Capital punishment is the culmination of violence at both ends of society: the violence of the individual criminal, who is caught in the cycle of violence and whose life ends in a violent death; and the violence of the state, with its police forces and wars whose ultimate expression is the use of death as a form of retributive justice.
— Mario Marazziti in 13 Ways of Looking at the Death Penalty
The Last Duel is actually based on the story of France’s last officially sanctioned judicial duel. What message does this film leave you regarding the morality of capital punishment? The writer of the book about this duel, Eric Jager points out some of the ways the public responds to such scandals:
“Historical scandals, much like the contemporary ones filling our tabloids, news sites, and now ubiquitous Facebook feeds, are built on a widely shared sense of certainty about what really happened — a feeling that often belies the elusive truth.”
- Honor the mystery and the ambiguity of The Last Duel as it unfolds on the screen. Not everything can be explained.
Movies about Knights
The same approach we’ve just taken to the themes and characters in The Last Duel could also be used with other films about knights. Here are a few to explore.

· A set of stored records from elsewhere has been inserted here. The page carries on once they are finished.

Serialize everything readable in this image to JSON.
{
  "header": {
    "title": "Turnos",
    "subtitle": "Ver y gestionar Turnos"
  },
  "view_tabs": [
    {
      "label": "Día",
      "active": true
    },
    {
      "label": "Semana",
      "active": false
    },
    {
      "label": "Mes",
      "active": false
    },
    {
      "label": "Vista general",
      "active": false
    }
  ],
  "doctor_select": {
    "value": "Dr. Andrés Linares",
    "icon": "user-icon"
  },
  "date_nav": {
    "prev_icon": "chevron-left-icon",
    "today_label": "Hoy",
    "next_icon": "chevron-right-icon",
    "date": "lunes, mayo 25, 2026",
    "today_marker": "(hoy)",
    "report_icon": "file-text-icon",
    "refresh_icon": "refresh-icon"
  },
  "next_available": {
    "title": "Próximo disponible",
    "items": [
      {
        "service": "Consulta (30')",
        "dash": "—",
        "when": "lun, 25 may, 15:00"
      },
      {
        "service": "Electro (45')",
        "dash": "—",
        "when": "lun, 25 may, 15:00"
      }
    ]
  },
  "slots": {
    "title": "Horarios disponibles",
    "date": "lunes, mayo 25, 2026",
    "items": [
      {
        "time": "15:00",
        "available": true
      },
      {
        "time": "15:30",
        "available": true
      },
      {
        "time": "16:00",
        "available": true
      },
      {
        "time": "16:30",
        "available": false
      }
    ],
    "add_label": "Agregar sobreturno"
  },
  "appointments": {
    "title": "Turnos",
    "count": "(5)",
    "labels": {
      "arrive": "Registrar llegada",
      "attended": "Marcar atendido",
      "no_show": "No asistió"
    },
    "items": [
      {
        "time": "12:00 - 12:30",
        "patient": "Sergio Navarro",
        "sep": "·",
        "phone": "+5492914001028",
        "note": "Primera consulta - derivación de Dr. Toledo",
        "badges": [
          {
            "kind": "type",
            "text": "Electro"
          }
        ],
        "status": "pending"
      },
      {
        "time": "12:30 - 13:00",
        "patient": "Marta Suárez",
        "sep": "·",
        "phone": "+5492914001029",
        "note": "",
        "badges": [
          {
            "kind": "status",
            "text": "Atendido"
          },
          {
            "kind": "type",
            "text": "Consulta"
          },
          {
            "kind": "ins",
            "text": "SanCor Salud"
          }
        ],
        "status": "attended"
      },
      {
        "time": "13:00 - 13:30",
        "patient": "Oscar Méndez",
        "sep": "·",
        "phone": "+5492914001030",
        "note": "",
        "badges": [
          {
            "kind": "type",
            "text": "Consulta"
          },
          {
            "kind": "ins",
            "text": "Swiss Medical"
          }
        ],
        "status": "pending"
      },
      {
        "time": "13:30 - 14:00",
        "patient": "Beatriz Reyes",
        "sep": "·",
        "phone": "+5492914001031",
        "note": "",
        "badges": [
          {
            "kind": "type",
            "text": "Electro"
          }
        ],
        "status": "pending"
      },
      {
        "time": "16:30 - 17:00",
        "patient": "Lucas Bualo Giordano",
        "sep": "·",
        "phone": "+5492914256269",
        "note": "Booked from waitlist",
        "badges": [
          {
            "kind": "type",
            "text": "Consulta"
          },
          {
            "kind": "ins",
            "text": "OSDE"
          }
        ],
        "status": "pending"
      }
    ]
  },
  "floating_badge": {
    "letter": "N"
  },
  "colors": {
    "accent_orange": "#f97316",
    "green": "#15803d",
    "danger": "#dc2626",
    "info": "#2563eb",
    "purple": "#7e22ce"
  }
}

Excaliber (1981) gives English director John Boorman an opportunity to appreciate and share the spellbinding ideas and ideals of the Arthurian myth.
First Knight (1995) is a spectacular entertainment with a king-sized serving of romance, ritual, and adrenalin-pumping drama centered around the Knights of the Roundtable and the dream of Camelot.
Merlin (1998) delivers an imaginatively realized slice of Arthurian mythology as it examines the adventures of a soothsayer.
Monty Python and The Holy Grail (1975) is a comic classic in which Terry Gilliam and Terry Jones spoof the earnestness of King Arthur and
his noble quest.
Quest For Camelot (1998) is an enjoyable animated feature in which two idealistic youths set out on a quest to save the Kingdom of Camelot.
- There is always something to be seen, felt, or made known in movies with soul. As you leave the theatre or turn off your streaming device, say a word of thanks to those whose creativity and commitment have gone into bringing this story to you.
- Take time to process the experience, to understand what you have been through. Take care of your soul during this time so that the nature of the movie is not diluted or lost.